LAMPUNG TIMUR – Organisasi Aksi Solidaritas Era Kabinet Kerja (OASE KK) memilih Desa Purworejo, Kecamatan Pasir Sakti Kabupaten Lampung Timur (Lamtim) sebagai salah satu lokasi penanaman pohon mangrove dari 10 provinsi. Kegiatan ini dalam rangka Gerakan Peduli Mangrove, pemulihan Daerah Aliran Sungai (DAS), dan Kampung Hijau oleh.
Hadir isteri Menteri Desa, Pembangunan Daerah Tertinggal, dan Transmigrasi, Sri Mega Darmi Sandjojo, Isteri Menteri Sosial, Loemongga Haoemasan, isteri Wakil Gubernur Lampung, Hasiah Bachtiar Basri, Komandan Brigif 4 Marinir/BS, Kolonel Mar. Ahmad Fajar, Danrem 043/ Gatam Kolonel Inf Taufiq Hanafi, Dambrigif Kombes Usman, Kepala Dinas Pemerintahan Desa (PMD) Provinsi Lampung Yuda Setiawan, Kapolres Lampung Timur, AKBP Taufan Dirgantoro, Dandim 0429/LT Letkol Inf CH Prabowo, para Kepala OPD Lampung Timur, serta Camat Pasir Sakti, Titin Wahyuni.

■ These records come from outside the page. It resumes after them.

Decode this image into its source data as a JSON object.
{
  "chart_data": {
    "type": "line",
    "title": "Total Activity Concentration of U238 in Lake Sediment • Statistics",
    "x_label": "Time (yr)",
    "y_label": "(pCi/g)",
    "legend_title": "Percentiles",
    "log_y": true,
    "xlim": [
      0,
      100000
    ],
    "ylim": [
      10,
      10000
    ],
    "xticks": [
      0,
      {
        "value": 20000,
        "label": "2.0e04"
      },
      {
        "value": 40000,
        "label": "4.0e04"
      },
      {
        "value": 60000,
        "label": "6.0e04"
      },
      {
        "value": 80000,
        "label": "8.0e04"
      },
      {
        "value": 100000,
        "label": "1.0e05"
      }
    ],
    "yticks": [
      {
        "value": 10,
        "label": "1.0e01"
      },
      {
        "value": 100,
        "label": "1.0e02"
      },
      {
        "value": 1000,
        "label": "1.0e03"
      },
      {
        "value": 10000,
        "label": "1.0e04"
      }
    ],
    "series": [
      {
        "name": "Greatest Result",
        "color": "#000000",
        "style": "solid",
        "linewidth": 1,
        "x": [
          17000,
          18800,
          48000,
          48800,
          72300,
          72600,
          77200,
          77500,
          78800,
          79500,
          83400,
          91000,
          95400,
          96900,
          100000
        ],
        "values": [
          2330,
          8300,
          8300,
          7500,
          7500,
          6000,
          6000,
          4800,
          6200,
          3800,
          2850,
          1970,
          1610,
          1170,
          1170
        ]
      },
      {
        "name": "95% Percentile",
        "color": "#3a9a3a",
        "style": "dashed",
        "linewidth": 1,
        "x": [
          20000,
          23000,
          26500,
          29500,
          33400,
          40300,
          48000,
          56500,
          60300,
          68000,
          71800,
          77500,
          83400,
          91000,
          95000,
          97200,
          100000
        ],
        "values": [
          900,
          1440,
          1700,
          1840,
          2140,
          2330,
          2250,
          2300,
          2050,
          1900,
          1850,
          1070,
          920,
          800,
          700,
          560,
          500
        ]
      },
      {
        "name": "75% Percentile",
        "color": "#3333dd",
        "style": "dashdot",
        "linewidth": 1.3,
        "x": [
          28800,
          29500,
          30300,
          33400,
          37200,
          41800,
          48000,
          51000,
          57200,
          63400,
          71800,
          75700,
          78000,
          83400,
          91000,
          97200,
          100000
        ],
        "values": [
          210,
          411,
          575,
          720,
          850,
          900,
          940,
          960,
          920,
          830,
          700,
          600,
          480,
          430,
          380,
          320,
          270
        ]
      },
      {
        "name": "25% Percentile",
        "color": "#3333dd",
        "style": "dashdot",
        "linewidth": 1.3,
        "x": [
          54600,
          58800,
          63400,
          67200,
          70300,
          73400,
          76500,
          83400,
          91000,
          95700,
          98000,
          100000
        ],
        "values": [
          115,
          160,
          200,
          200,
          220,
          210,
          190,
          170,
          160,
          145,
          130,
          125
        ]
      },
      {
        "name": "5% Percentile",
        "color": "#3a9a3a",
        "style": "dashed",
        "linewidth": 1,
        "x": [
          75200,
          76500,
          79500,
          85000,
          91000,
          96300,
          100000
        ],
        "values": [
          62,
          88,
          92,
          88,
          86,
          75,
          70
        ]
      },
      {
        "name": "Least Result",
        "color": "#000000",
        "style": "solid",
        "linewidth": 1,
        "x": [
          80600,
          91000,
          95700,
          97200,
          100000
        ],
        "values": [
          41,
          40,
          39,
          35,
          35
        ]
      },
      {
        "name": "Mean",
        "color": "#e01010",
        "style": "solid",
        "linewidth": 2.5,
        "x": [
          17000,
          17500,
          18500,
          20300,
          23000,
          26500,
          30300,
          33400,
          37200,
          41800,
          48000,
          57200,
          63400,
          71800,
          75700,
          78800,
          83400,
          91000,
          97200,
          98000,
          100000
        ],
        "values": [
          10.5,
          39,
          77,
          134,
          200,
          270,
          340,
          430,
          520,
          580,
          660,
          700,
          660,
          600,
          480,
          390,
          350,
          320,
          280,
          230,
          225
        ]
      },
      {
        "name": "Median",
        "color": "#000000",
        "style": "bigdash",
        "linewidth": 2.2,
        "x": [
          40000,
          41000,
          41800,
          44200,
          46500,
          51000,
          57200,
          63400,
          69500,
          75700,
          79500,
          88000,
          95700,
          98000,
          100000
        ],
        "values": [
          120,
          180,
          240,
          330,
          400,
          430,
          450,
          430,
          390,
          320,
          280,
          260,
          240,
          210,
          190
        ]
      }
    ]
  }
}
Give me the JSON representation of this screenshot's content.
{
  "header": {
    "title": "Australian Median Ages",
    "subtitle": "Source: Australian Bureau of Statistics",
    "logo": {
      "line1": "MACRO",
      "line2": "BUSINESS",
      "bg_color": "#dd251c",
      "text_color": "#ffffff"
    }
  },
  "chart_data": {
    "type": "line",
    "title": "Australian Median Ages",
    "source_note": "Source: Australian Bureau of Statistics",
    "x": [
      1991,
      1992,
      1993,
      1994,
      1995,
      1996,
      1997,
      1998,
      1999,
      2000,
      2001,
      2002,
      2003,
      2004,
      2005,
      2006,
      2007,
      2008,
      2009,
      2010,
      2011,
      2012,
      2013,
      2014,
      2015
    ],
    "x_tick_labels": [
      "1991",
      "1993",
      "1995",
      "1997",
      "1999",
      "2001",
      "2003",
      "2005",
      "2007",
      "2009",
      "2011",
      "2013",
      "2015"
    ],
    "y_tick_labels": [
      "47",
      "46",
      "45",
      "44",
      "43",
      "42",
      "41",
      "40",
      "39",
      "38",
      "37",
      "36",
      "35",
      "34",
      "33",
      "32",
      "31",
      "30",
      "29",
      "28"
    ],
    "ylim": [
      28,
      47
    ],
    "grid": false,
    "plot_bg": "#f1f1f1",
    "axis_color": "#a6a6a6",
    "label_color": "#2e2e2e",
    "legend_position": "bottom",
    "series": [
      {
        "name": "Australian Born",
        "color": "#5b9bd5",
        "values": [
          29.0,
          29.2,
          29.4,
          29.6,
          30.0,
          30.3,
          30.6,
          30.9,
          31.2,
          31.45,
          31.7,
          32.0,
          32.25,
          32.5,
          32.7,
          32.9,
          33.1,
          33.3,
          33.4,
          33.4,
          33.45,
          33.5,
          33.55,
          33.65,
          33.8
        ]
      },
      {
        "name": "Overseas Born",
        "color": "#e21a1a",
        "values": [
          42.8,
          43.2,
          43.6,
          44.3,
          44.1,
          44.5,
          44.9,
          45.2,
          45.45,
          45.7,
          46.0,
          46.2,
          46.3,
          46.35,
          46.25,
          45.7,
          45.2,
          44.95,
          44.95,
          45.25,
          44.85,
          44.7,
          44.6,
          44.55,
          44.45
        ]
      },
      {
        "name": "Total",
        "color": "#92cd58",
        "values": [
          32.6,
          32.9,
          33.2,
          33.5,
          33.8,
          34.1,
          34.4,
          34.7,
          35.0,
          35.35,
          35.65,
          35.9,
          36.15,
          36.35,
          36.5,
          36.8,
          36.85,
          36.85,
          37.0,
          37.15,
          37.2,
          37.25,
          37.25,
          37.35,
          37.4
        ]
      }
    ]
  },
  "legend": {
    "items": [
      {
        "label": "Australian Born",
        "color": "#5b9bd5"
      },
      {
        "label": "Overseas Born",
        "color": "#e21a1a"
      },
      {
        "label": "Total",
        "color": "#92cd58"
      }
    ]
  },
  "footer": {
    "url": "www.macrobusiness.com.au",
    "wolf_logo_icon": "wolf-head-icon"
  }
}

Bupati Lamtim Chusnunia Chalim menerangkan, Lampung Timur sering melakukan penanaman mangrove. Dimana seminggu yang lalu Lampung Timur melakukan penanaman mangrove besar-besaran di Kecamatan Labuhan Maringgai yakni di Festival Mangrove.
“Masih ada 400 hektar lahan yang sebenarnya membutuhkan uluran tangan kita untuk ditanami mangrove. Sejak dimulainya penanaman mangrove yang dilakukan dari tahun 1997, alhamdulillah masyarakat dan nelayan sekitar mendapatkan keuntungannya, Insya Allah kami Pemda Lampung Timur akan melanjutkan aktivitas penanaman mangrove ini,” jelasnya, Senin (11/3/2019).
Menurutnya, kegiatan semacam inilah yang diperlukan guna memberi semangat dan mendukung masyarakat agar perduli terhadap lingkungan. Yang mana hal tersebut juga pastinya akan membawa efek positif pada perekonomian warga.
“Kegiatan ini sepertinya sepele namun sebenarnya efeknya luar biasa, karena dengan dilakukannya penanaman mangrove maka kita dapat melakukan pencegahan abrasi dan kualitas dari budidaya meningkat. Baik itu dari segi rasa dan seterusnya,” pungkasnya.
Diketahui pada kegiatan ini dilakukan Penanaman Pohon Mangrove sebanyak 5.000 batang yang mana bukan hanya dilakukan di Lampung Timur saja namun serentak di 10 provinsi lain yang ada di Indonesia.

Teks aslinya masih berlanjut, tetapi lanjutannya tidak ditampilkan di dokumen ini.